De manière complémentaire, le Comité estime qu’il est indispensable de poursuivre et de renforcer les politiques sectorielles déjà engagées :
– l’éducation, et plus particulièrement les premiers apprentissages, demeurent la priorité, compte tenu de leur rôle dans la transmission intergénérationnelle des savoirs et des pratiques ; la loi de refondation de l’école du 9 juillet 2013 donne désormais une assise juridique solide pour développer l’offre d’enseignement sur le territoire, former davantage de personnels compétents, et réformer profondément l’enseignement des langues dans les Outre-mer.
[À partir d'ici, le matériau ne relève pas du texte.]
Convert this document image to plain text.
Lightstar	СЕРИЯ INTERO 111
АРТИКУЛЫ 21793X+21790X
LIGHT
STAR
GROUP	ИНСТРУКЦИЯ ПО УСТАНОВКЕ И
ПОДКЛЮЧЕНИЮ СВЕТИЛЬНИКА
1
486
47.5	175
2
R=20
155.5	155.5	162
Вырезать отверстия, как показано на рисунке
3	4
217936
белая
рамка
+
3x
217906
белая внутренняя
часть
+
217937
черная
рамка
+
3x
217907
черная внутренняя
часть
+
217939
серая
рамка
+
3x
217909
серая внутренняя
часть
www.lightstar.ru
Une articulation avec l’apprentissage des langues étrangères s’impose.
– la culture donne la curiosité et l’envie d’apprendre ces langues ; elle relève d’une compétence partagée entre l’Etat et les différents niveaux de collectivités territoriales ; le Comité fait des propositions afin de favoriser l’accès des créations en langues régionales aux dispositifs de soutien de droit commun, et afin de mettre davantage à profit les technologies numériques pour faciliter l’accès des citoyens au patrimoine en langue régionale.
– dans le domaine des médias, le Comité recommande que l’expression en langues régionales dispose d’une place accrue dans les médias audiovisuels en régions, et que l’émergence des chaînes d’information par Internet, ainsi que les besoins en formation dans ce secteur, puissent être réellement pris en compte dans la répartition des moyens publics, grâce à un Fonds prévu à cet effet.
– enfin, l’accès aux langues régionales dans la vie sociale, administrative et économique doit être facilité afin de donner une plus grande visibilité aux langues régionales au quotidien ; cet effort passe notamment par une clarification du droit applicable dans le fonctionnement des services publics, qui pourrait prendre la forme de chartes d’usage des langues régionales. Il passe également par un encouragement aux médiations bilingues, notamment dans les domaines des transports et des services sociaux, et par le développement de la formation professionnelle des agents.
C’est dans la mesure où ces propositions feront l’objet d’une politique publique globale et coordonnée, qu’elles contribueront à libérer les pratiques et pourront avoir un impact significatif. La France pourra dès lors donner tout son sens à l’expression de sa diversité culturelle, dont la vitalité des langues parlées sur son territoire est un volet essentiel.